We’ve spoken often of the Basque war children who had to leave behind their homeland, ours, to take refuge from the swipes and swats of Francoism.  The symbol of this terrible exile is the Habana, with more than 4,000 refugees aboard, 3,840 of them children, which set sail on May 21, 1937 for the British port of Southampton, where it would arrive two days later.

We have spoken about the huge commitment of those people of all ideologies, creeds, and social conditions to make it possible for these boys and girls to find safe refuge.  The case in Great Britain is the one we’ve covered most.  This is due greatly to the immense and worthy work the Basque Children of ’37 Association of UK has been carrying out to preserve the memory of those who took refuge and those who took them in, and thereby preserving a key part of the history of the Basques.

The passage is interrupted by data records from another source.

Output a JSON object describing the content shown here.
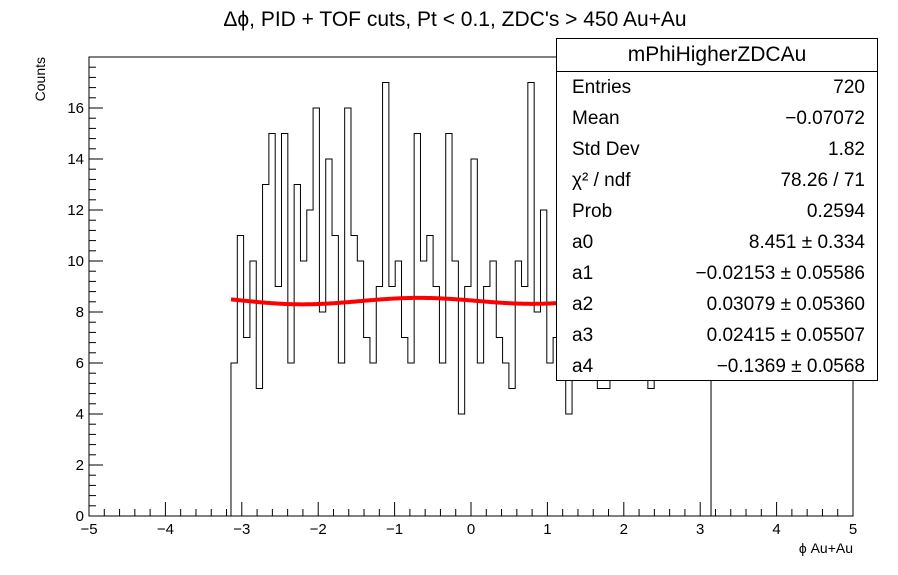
{
  "chart_data": {
    "type": "histogram",
    "title": "Δϕ, PID + TOF cuts, Pt < 0.1, ZDC's > 450 Au+Au",
    "xlabel": "ϕ Au+Au",
    "ylabel": "Counts",
    "xlim": [
      -5,
      5
    ],
    "ylim": [
      0,
      18
    ],
    "x_major_ticks": [
      -5,
      -4,
      -3,
      -2,
      -1,
      0,
      1,
      2,
      3,
      4,
      5
    ],
    "y_major_ticks": [
      0,
      2,
      4,
      6,
      8,
      10,
      12,
      14,
      16
    ],
    "grid": false,
    "bins": {
      "min": -3.1416,
      "max": 3.1416,
      "counts": [
        6,
        11,
        7,
        10,
        5,
        13,
        15,
        9,
        15,
        6,
        13,
        10,
        12,
        16,
        8,
        14,
        11,
        6,
        16,
        11,
        10,
        7,
        6,
        9,
        17,
        9,
        10,
        7,
        6,
        15,
        10,
        11,
        9,
        6,
        15,
        10,
        4,
        9,
        14,
        6,
        9,
        10,
        7,
        6,
        5,
        10,
        9,
        17,
        8,
        12,
        6,
        7,
        12,
        4,
        10,
        7,
        12,
        10,
        5,
        5,
        6,
        8,
        9,
        6,
        6,
        7,
        5,
        8,
        7,
        6,
        8,
        7,
        9,
        6,
        11,
        8
      ],
      "color": "#000000"
    },
    "fit": {
      "function": "a0 + a1*cos(x) + a2*sin(x) + a3*cos(2x) + a4*sin(2x)",
      "color": "#ff0000",
      "params": [
        8.451,
        -0.02153,
        0.03079,
        0.02415,
        -0.1369
      ]
    }
  },
  "stats": {
    "name": "mPhiHigherZDCAu",
    "rows": [
      {
        "label": "Entries",
        "value": "720"
      },
      {
        "label": "Mean",
        "value": "−0.07072"
      },
      {
        "label": "Std Dev",
        "value": "1.82"
      },
      {
        "label": "χ² / ndf",
        "value": "78.26 / 71"
      },
      {
        "label": "Prob",
        "value": "0.2594"
      },
      {
        "label": "a0",
        "value": "8.451 ± 0.334"
      },
      {
        "label": "a1",
        "value": "−0.02153 ± 0.05586"
      },
      {
        "label": "a2",
        "value": "0.03079 ± 0.05360"
      },
      {
        "label": "a3",
        "value": "0.02415 ± 0.05507"
      },
      {
        "label": "a4",
        "value": "−0.1369 ± 0.0568"
      }
    ]
  }
}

Now, thanks to this association, we’ve discovered a short documentary filmed upon the arrival of the Habana to Southampton that May 23, and some images of the first camp where those boys, girls, and adults were taken to be cared for.

This graphic document was shared a few days ago on YouTube by Wessex Film and Sound Archive, at the Hampshire County Council.

We have to admit that these images moved us, as, we’re sure, they will move anyone who sees them.  Among those faces, happy and scared, are those of the fathers, mothers, and grandparents of those of us who are watching them now.

This is our history, which, even if it happened almost a hundred years ago, has left an indelible mark on our present, and on our future.  It is, without a doubt, a story of good and evil, of the innocent and the guilty; a story in which the bad guys won the battle and sentenced us to death, destruction, exile, and persecution; a story that deprived us of a present and future that should have been different, and undoubtedly better.

Those faces, the face of that boy peeking out the Habana‘s porthole, tells us to never forget that.

Eskerrik asko to Wessex Film and Sound Archive for sharing it, and to the Basque Children of ’37 Association of UK, once again, for their hard work and commitment to preserving the memory of that part of the history of our nation.  And thanks to all who, from near and afar, died what they could to provide a safe haven to those boys and girls who, thanks to them, became our parents and grandparents.